We haven’t patented this, AFAIK it’s free to use. Very glad someone found this useful! How did you find this post, and what application do you have in mind? Cheers!

I develop Error Correction Codes libraries for use in the distributed storage systems. I has implemented classic algorithms and my own version of Reed-Solomon codes using arithmetic in GF (2^n). My implementation is very efficient for small matrices. However, for very large amounts of data with large matrices (when the data does not fit in the L1-cache) is more efficient to use arithmetic in GF(p), where p is prime. Then will possible to make all calculations done in the registers of the processor using ordinary multiplication instructions (scalar or SSE). This due to the fact that conventional processors do not have the command to multiply elements of GF (2^n) and multiplication in GF(2^n) takes more registers/clock cycles. Your brilliant algorithm of conversion of usual data to the GF(p) simply the best!

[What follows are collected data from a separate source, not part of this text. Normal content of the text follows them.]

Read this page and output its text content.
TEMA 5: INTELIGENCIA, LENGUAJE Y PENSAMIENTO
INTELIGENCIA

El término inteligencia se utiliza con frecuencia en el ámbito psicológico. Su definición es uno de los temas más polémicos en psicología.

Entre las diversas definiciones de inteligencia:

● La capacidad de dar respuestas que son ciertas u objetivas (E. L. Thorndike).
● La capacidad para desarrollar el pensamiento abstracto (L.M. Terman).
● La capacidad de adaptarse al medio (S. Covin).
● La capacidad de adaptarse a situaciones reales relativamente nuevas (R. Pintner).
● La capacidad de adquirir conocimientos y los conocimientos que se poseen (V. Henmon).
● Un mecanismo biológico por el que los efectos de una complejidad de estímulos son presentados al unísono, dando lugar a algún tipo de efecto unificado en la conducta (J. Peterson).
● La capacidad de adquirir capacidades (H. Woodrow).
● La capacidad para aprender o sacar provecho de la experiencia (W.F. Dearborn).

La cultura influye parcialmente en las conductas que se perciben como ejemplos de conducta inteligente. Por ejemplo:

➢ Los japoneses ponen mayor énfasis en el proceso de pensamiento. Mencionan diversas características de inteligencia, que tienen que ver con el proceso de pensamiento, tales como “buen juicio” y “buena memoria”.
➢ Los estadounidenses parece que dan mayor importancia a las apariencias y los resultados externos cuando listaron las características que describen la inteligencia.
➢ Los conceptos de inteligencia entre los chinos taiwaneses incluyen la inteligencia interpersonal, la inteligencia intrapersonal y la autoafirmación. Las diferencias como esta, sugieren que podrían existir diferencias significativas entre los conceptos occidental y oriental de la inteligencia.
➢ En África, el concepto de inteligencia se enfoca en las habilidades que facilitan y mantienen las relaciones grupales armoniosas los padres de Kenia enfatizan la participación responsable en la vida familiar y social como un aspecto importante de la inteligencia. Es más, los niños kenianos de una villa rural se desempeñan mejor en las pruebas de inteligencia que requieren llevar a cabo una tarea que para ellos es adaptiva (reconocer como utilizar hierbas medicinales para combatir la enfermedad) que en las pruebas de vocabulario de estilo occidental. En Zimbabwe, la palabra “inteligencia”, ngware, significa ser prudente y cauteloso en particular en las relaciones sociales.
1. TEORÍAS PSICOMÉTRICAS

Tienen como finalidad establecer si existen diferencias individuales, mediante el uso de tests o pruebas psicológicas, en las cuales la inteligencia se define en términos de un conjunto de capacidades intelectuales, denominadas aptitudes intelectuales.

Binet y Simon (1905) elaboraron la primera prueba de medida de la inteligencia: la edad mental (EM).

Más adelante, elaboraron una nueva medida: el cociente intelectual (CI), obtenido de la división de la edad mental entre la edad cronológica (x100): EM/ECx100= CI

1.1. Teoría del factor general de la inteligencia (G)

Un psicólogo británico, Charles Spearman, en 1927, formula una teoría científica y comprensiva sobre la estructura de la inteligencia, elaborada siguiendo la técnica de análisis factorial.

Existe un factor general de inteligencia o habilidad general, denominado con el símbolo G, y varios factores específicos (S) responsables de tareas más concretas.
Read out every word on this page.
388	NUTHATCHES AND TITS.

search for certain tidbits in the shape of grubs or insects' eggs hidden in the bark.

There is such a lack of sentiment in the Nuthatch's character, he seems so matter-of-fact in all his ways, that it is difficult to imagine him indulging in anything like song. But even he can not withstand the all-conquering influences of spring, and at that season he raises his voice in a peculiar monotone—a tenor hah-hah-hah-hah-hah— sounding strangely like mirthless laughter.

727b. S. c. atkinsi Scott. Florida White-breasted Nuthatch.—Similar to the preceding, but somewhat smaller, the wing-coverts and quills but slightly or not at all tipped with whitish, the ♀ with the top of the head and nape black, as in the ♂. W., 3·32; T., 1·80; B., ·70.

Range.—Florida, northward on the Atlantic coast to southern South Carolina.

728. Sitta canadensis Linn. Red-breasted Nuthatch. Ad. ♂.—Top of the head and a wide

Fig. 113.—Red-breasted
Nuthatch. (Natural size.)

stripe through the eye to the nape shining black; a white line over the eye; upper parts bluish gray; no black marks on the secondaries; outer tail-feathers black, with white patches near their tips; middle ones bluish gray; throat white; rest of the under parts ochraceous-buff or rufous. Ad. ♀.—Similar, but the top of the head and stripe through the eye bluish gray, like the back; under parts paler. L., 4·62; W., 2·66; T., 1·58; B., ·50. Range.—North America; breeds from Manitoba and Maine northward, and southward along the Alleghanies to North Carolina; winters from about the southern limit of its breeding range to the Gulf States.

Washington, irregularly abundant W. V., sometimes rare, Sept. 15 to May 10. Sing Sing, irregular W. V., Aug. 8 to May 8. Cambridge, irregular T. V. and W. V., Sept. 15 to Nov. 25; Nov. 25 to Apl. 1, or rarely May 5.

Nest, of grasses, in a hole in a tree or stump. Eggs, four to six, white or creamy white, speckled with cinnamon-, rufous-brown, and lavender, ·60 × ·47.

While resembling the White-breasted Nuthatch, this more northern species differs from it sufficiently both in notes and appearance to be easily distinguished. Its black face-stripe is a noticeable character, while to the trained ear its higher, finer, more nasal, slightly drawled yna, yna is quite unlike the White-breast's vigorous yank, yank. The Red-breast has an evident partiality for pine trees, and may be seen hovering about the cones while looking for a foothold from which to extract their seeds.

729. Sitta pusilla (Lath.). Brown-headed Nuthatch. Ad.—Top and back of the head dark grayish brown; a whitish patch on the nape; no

I do not remember how I found a link to your article 🙂

Hi, we have been experimenting with using the approach presented here for a Network Coding application. How may we cite you article here – does an publication exist on this technique for encoding 32-bit values to GF(p) elements?

Best regards,

Morten

Digging up a dead post here, but it seems like an improvement can be made on this approach based on complex math:

Pick Fp s.t. i = -1 is not in Fp.

Work over Fp^2, where x in Fp^2 = a + i*b.

If a, b are 16-bit numbers, then multiplication over Fp^2 is:

(ac – bd) + i(bc + ad).

This can be done efficiently in parallel: (ac | bd) in one 64-bit multiplication for example. Or use SIMD.

The biggest advantage of Fp^2 is that taking the inverse (for division) is done over Fp. This can be accelerated in a number of ways since Fp is only 16 bits.